I was able to identify squares from a images using VNDetectRectanglesRequest. Now I want those rectangles to store as separate images (UIImage or cgImage). Below is what I tried.
let rectanglesDetection = VNDetectRectanglesRequest { request, error in
rectangles = request.results as! [VNRectangleObservation]
rectangles.sort{$0.boundingBox.origin.y > $1.boundingBox.origin.y}
for rectangle in rectangles {
let rect = rectangle.boundingBox
let imageRef = cgImage.cropping(to: rect)
let image = UIImage(cgImage: imageRef!, scale: image!.scale, orientation: image!.imageOrientation)
checkBoxImages.append(image)
}
Can anybody point out what's wrong or what should be the best approach?
Update 1
At this stage, I'm testing with an image that I added to the assets.
With this image I get 7 rectangles as observations as each for each cell and one for the table margin.
My task is to identify the text inside in each rectangle and my approach is to send VNRecognizeTextRequest for each rectangle that has been identified.

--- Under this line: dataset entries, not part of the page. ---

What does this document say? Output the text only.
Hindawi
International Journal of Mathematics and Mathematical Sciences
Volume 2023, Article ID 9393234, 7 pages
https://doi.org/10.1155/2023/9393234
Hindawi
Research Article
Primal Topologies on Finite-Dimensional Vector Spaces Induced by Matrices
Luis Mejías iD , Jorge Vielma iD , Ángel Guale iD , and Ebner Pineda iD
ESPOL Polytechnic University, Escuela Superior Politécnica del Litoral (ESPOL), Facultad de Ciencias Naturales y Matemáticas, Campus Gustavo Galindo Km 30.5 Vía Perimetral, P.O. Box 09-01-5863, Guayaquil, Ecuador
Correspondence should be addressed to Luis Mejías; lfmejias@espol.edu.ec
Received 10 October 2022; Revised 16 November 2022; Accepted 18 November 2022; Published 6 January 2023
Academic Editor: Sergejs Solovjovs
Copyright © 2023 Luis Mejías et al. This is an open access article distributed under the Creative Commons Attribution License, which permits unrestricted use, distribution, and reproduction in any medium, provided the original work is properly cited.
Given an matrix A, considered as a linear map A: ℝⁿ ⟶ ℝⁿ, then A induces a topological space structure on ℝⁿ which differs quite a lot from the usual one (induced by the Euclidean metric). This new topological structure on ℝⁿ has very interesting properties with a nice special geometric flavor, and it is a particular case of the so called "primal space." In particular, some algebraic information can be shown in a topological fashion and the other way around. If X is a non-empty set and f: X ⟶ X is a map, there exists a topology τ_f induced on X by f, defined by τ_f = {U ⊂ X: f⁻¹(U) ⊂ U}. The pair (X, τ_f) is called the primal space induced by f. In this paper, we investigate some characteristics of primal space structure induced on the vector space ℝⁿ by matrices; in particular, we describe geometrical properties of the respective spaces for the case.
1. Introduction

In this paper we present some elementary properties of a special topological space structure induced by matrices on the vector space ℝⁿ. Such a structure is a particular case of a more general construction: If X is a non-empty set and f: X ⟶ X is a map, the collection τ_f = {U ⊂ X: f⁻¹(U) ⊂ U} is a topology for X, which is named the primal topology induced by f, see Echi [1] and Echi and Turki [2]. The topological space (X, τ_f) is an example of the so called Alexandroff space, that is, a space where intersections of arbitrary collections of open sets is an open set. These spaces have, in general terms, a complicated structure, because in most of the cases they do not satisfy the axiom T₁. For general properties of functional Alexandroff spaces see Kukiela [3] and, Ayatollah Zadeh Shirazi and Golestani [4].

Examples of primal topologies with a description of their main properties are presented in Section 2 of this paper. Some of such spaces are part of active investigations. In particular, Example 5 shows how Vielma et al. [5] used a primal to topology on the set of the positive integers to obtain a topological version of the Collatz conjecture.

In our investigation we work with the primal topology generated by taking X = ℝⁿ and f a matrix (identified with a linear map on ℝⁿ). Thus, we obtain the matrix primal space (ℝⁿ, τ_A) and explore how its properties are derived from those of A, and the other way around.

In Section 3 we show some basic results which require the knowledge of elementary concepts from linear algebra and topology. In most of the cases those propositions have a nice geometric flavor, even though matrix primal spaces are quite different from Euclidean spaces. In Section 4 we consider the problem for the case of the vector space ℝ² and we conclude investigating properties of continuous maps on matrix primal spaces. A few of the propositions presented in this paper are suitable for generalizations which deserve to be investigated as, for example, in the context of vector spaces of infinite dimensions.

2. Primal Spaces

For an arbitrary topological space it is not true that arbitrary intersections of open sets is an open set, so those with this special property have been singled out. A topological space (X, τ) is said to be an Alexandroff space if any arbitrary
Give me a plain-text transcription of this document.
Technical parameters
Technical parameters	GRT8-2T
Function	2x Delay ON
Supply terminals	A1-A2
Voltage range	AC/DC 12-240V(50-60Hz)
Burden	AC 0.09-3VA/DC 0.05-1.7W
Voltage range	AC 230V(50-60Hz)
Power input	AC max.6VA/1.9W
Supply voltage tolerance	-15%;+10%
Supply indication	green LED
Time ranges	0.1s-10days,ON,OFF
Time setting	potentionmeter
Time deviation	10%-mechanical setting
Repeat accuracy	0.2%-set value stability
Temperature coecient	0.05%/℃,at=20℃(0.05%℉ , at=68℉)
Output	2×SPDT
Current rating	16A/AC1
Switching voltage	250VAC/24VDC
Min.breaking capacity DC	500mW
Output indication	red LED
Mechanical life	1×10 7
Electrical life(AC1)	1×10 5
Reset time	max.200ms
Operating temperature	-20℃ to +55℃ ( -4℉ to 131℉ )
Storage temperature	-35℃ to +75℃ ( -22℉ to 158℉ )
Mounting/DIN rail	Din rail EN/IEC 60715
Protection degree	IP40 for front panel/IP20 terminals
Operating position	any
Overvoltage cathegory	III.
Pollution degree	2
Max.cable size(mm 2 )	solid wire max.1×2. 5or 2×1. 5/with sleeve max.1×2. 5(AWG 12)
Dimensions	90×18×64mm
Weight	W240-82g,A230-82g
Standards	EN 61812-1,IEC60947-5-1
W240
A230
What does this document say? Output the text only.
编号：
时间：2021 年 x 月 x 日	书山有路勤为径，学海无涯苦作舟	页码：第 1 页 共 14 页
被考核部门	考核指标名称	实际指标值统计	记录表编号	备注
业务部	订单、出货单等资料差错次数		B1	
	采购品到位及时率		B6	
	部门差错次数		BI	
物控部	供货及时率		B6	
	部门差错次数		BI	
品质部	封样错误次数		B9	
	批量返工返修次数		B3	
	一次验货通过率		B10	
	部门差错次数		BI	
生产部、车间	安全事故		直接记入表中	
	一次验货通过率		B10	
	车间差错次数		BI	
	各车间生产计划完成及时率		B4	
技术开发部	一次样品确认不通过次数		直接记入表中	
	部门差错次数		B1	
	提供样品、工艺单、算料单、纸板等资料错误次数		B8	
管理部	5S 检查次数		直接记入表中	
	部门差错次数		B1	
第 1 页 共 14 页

My real scenario is little complicated than this but I want to at least achieve this before going forward.
Update 2
for rectangle in rectangles {
let trueX = rectangle.boundingBox.minX * image!.size.width
let trueY = rectangle.boundingBox.minY * image!.size.height
let width = rectangle.boundingBox.width * image!.size.width
let height = rectangle.boundingBox.height * image!.size.height
print("x = " , trueX , " y = " , trueY , " width = " , width , " height = " , height)
let cropZone = CGRect(x: trueX, y: trueY, width: width, height: height)
guard let cutImageRef: CGImage = image?.cgImage?.cropping(to:cropZone)
else {
return
}
let croppedImage: UIImage = UIImage(cgImage: cutImageRef)
croppedImages.append(croppedImage)
}
My image width and height is
width = 406.0 height = 368.0
I've taken my debug interface for you to get a proper understand.
As @Lasse mentioned, this is my actual issue with screenshots.


This is just a guess since you didn't state what the actual problem is, but probably you're getting a zero-sized image for each VNRectangleObservation.
The reason is: Vision uses a normalized coordinate space from 0.0 to 1.0 with lower left origin.
So in order to get the correct rectangle of your original image, you need to convert the rect from Normalized Space to Image Space. Luckily there is VNImageRectForNormalizedRect(::_:) to do just that.